If you have a lot of instances, you may want to use slurminade.AutoBatch to automatically batch multiple instances into a single task.

Important points of this example:

Extract the parameters as variables and put them at the top so you can easily copy and adapt such a template.
The run_for_instance function will read the instance itself as this is more efficient than to distribute it via slurm as an argument.
We compress the results at the beginning. As this is executed before distribution, it is threadsafe.
We quickly check, which instances are already solved and only distribute the missing ones.
To compress the final results, simply run this script again (it will also check if you may have missed some instances due to an error).

I have often seen scripts that are simply started on each node that either use a complicated manual instance distribution, require an additional server, or need a lot of additional data collection in the end. The above's approach seems to be much more elegant to me, if you already have Slurm and an NFS.

Serverless Database

The serverless database allows to dump unstructured JSONs in a relatively threadsafe way (focus on Surm-node with NFS).
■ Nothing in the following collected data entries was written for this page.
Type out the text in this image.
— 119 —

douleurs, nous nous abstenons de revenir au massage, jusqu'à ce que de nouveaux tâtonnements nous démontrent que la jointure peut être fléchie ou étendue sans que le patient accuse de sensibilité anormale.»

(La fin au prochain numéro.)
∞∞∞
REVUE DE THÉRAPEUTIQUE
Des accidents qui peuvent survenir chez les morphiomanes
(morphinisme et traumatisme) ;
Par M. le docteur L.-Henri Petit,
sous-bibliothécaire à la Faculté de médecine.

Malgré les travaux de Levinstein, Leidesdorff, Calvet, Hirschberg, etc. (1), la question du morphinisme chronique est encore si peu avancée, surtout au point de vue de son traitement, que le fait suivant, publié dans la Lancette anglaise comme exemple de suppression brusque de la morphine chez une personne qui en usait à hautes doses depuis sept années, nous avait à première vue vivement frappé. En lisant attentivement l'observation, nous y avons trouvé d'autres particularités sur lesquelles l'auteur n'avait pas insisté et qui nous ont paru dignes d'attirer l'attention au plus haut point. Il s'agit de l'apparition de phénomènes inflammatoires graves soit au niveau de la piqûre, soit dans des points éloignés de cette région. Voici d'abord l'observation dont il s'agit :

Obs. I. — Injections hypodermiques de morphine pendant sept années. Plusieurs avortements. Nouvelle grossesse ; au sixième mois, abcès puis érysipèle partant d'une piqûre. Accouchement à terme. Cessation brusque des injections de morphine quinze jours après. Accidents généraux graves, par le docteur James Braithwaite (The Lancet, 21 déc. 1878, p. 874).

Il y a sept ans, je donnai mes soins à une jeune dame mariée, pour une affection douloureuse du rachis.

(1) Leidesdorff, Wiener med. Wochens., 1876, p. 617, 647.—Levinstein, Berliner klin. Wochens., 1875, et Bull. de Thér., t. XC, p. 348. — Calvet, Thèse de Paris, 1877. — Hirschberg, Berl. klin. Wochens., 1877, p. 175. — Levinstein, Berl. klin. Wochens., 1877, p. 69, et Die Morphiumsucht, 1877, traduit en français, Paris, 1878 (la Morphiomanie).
from aemeasure import Database
# Writing
db = Database("./db_folder")  # We use a folder, not a file, to make it NFS-safe.
db.add({"key": "value"}, flush=False)  # save simple dict, do not write directly.
db.flush()  # save to disk
db.compress()  # compress data on disk via zip

# Reading
db2 = Database("./db_folder")
data = db2.load()  # load all entries as a list of dicts.

# Clear
db2.clear()
db2.dump([e for e in data if e["feature_x"]])  # write back only entries with 'feature_x'

The primary points of the database are:

No server is needed, synchronization possible via NFS.
We are using a folder instead of a single file. Otherwise, the synchronization of different nodes via NFS would be difficult.
Every node uses a separate, unique file to prevent conflicts.
Every entry is a new line in JSON format appended to the current database file of the node. As this allows simply appending, this is much more efficient that keeping the whole structure in JSON. If something goes wrong, you can still easily repair it with a text editor and some basic JSON-skills.
The database has a very simple format, such that it can also be read without this tool.
As the nativ JSON format can need a signficant amount of disk, a compression option allows to significantly reduce the size via ZIP-compression.
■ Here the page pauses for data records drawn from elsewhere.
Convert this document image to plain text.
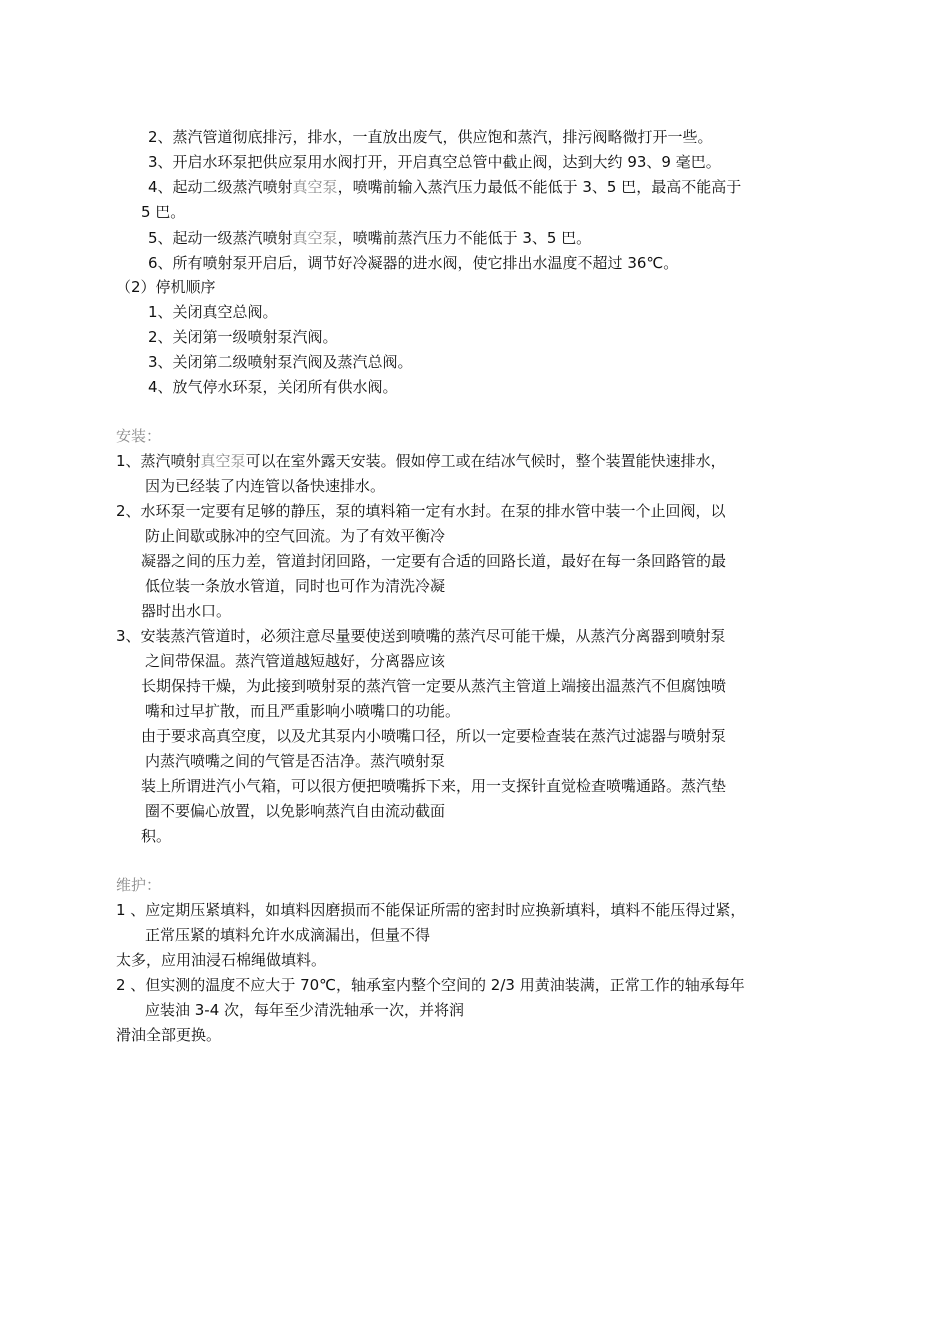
2、蒸汽管道彻底排污，排水，一直放出废气，供应饱和蒸汽，排污阀略微打开一些。
3、开启水环泵把供应泵用水阀打开，开启真空总管中截止阀，达到大约 93、9 毫巴。
4、起动二级蒸汽喷射真空泵，喷嘴前输入蒸汽压力最低不能低于 3、5 巴，最高不能高于
5 巴。
5、起动一级蒸汽喷射真空泵，喷嘴前蒸汽压力不能低于 3、5 巴。
6、所有喷射泵开启后，调节好冷凝器的进水阀，使它排出水温度不超过 36℃。
（2）停机顺序
1、关闭真空总阀。
2、关闭第一级喷射泵汽阀。
3、关闭第二级喷射泵汽阀及蒸汽总阀。
4、放气停水环泵，关闭所有供水阀。
安装：
1、蒸汽喷射真空泵可以在室外露天安装。假如停工或在结冰气候时，整个装置能快速排水，
因为已经装了内连管以备快速排水。
2、水环泵一定要有足够的静压，泵的填料箱一定有水封。在泵的排水管中装一个止回阀，以
防止间歇或脉冲的空气回流。为了有效平衡冷
凝器之间的压力差，管道封闭回路，一定要有合适的回路长道，最好在每一条回路管的最
低位装一条放水管道，同时也可作为清洗冷凝
器时出水口。
3、安装蒸汽管道时，必须注意尽量要使送到喷嘴的蒸汽尽可能干燥，从蒸汽分离器到喷射泵
之间带保温。蒸汽管道越短越好，分离器应该
长期保持干燥，为此接到喷射泵的蒸汽管一定要从蒸汽主管道上端接出温蒸汽不但腐蚀喷
嘴和过早扩散，而且严重影响小喷嘴口的功能。
由于要求高真空度，以及尤其泵内小喷嘴口径，所以一定要检查装在蒸汽过滤器与喷射泵
内蒸汽喷嘴之间的气管是否洁净。蒸汽喷射泵
装上所谓进汽小气箱，可以很方便把喷嘴拆下来，用一支探针直觉检查喷嘴通路。蒸汽垫
圈不要偏心放置，以免影响蒸汽自由流动截面
积。
维护：
1 、应定期压紧填料，如填料因磨损而不能保证所需的密封时应换新填料，填料不能压得过紧，
正常压紧的填料允许水成滴漏出，但量不得
太多，应用油浸石棉绳做填料。
2 、但实测的温度不应大于 70℃，轴承室内整个空间的 2/3 用黄油装满，正常工作的轴承每年
应装油 3-4 次，每年至少清洗轴承一次，并将润
滑油全部更换。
This database is made for frequent writing, infrequent reading. Currently, there are no query options aside of list comprehensions. Use clear and dump for selective deletion.

Changelog

0.2.9: Added pyproject.toml for PEP compliance.
0.2.8: Saving Python-environment, too.
0.2.7: Robust JSON serialization. It will save the data but print an error if the data is not JSON-serializable.
0.2.6: Extended logging and exception if data could not be written.
0.2.5: Skipping on zero size (probably not yet written, can be a problem with NFS)
0.2.4: Added some logging.
0.2.3: Setting LZMA as compression standard.
For some reason, the default keys for 'stdin' and 'stdout' were wrong. Fixed.